Gold falls below $4,000 an ounce as ‘froth’ taken out of market
Bullion has slumped 9% from recent peak in move welcomed as ‘healthy correction’
Leslie Hook in Kyoto
The price of gold broke below $4,000 a troy ounce on Monday, as some of the “froth” gets taken out of what industry executives said had become an unsustainable rally.
Bullion fell to $3,986 an ounce during Monday trading after surging 27 per cent in just seven weeks to a high of $4,381 on October 20, in what some in the sector said was “speculative” positioning by investors.
The price has fallen 9 per cent in a week from its recent high.
Industry executives said they expected prices to enter a deeper correction in coming weeks, as the decline was welcomed as a “healthy correction” to a blistering rally that had become unsustainable.
As bullion traders gather this week at the sector’s biggest annual conference, the ebullient mood of participants has been punctuated by surprising warnings that prices may have further to fall before they recover.
“I think a lot of people in the industry would actually welcome a deeper correction than we have at the moment,” said John Reade, market strategist at the World Gold Council, which represents gold miners, on the sidelines of the London Bullion Market Association conference in Kyoto.
Another senior executive at a major bullion trading bank put it more bluntly: “Only the lunatics ever thought gold would get this high.”

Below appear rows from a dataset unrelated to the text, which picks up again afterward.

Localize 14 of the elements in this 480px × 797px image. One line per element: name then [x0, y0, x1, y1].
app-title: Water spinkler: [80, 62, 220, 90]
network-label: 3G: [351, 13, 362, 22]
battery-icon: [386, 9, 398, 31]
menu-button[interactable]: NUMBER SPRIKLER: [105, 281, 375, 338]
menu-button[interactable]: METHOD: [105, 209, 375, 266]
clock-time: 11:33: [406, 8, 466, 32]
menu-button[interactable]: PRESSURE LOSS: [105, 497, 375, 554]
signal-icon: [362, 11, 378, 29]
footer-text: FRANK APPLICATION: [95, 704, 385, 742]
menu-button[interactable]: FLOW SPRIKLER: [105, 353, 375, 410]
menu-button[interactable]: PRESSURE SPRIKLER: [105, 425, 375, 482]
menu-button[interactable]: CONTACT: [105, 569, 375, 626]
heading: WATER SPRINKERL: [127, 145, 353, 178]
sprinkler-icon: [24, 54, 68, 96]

Gold’s rise this year has been driven by demand from investors who see it as a hedge against geopolitical uncertainty, high government debt levels and US dollar decline.
Central banks have also been buying gold as they diversify assets away from the dollar, though these purchases have slowed in recent months, according to IMF data.

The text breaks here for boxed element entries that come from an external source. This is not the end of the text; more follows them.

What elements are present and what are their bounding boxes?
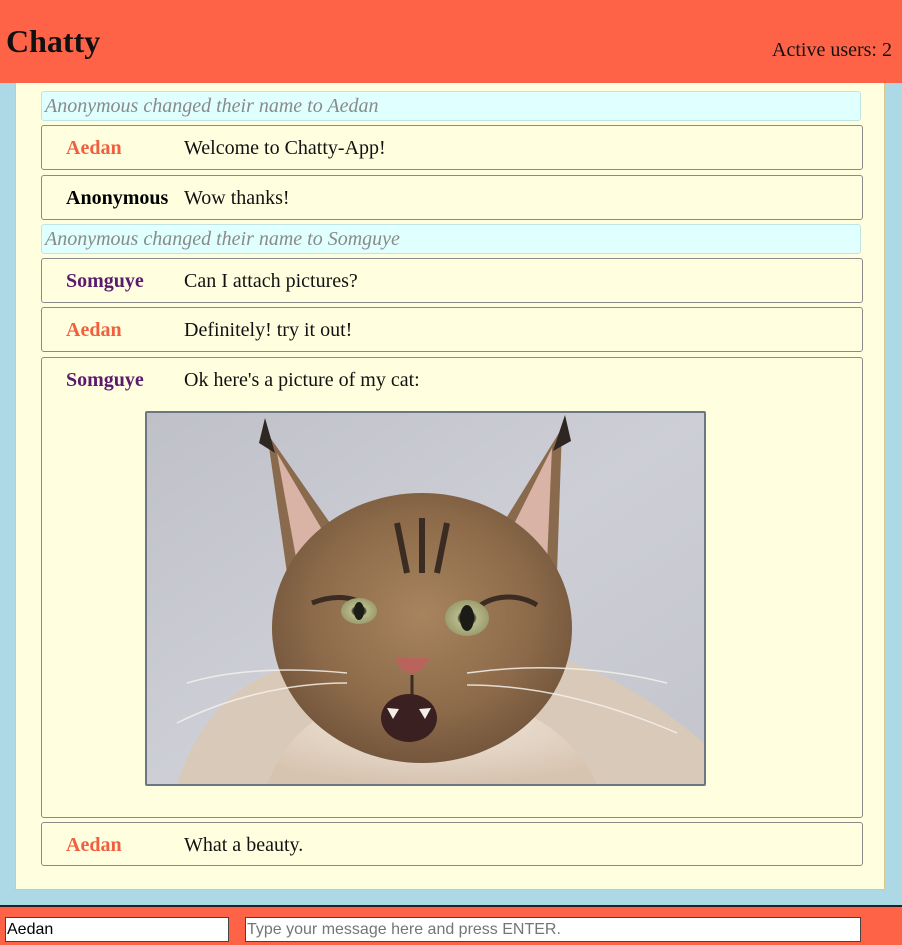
message-list[interactable]: Anonymous changed their name to Aedan Ae…	[15, 83, 885, 890]
message-row: Somguye Can I attach pictures?	[41, 258, 863, 303]
system-notification: Anonymous changed their name to Somguye	[41, 224, 861, 254]
message-row: Somguye Ok here's a picture of my cat:	[41, 357, 863, 818]
message-content: Definitely! try it out!	[184, 319, 353, 341]
message-input[interactable]	[245, 917, 861, 942]
chat-bar	[0, 905, 902, 945]
message-username: Somguye	[66, 369, 144, 391]
navbar: Chatty Active users: 2	[0, 0, 902, 83]
message-content: What a beauty.	[184, 834, 304, 856]
message-username: Aedan	[66, 834, 122, 856]
message-content: Ok here's a picture of my cat:	[184, 369, 420, 391]
message-content: Wow thanks!	[184, 187, 290, 209]
message-row: Aedan Definitely! try it out!	[41, 307, 863, 352]
message-username: Aedan	[66, 137, 122, 159]
message-row: Aedan Welcome to Chatty-App!	[41, 125, 863, 170]
app-title[interactable]: Chatty	[6, 22, 100, 60]
message-row: Aedan What a beauty.	[41, 822, 863, 866]
active-users-count: Active users: 2	[772, 39, 892, 61]
cat-photo[interactable]	[145, 411, 706, 786]
message-row: Anonymous Wow thanks!	[41, 175, 863, 220]
username-input[interactable]	[5, 917, 229, 942]
message-username: Anonymous	[66, 187, 169, 209]
message-content: Can I attach pictures?	[184, 270, 358, 292]
message-username: Somguye	[66, 270, 144, 292]
message-content: Welcome to Chatty-App!	[184, 137, 386, 159]
message-username: Aedan	[66, 319, 122, 341]
system-notification: Anonymous changed their name to Aedan	[41, 91, 861, 121]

Bullion rose more than two-thirds in price this year to its recent peak, crossing the key $3,000 threshold in March and then punching through $4,000 in early October.
However, the more recent jump in prices has left many in the industry blaming “speculative” positions for sending prices too high, too quickly and creating an unsustainable rally.
“We are definitely in a correction, and corrections don’t play out in just a few days,” said Nicholas Frappell, global head of institutional markets for Australia’s ABC Refinery.
“I would not be surprised to see gold go to $3,700 before retesting new highs.”
“The prices normally don’t keep going up,” said Paul Fisher, outgoing chair of the LBMA, adding that the recent surge was due to “froth” in the market.
“That’s why last week’s [move] is quite important.
It just knocks that froth out of the market,” he said.
“You can get a bit of a correction because that clears out the speculative positions, then it is ready to go again.
The price could go higher from here.”
Many veterans and analysts say they remain confident in gold’s long-term prospects. Banks including HSBC, Bank of America and Société Générale all have a $5,000 price target for bullion next year.
However, even the bulls are nervous about a near-term slump.
“A few people I’ve spoken to think $3,500 would be healthy for the gold market because it still would be a ridiculously high price,” said Reade at the World Gold Council, which sponsors a gold-backed exchange traded fund.
“From my perspective, I think that is certainly possible.”
One question facing the market is how sustainable the recent interest from retail investors — who have queued around the block in Australia and Japan in recent weeks to buy small gold bars and coins — will prove to be.
Another unknown is whether central banks — which bought record levels of gold in the past three years — will slow down their purchases due to high prices.
Some smaller central banks are even having to sell gold to maintain their allocation ratio, because high gold prices have pushed up the proportion of their assets accounted for by bullion.
Ruth Crowell, chief executive of the LBMA, said gold was on a “solid upward trajectory” and was becoming “mainstream” for investors.
“We’ve seen the volumes go up; it’s investors all over the world, on a mainstream level, wanting to have some exposure to gold,” she said.
“To me it doesn’t feel like a moment, it feels like a new chapter.”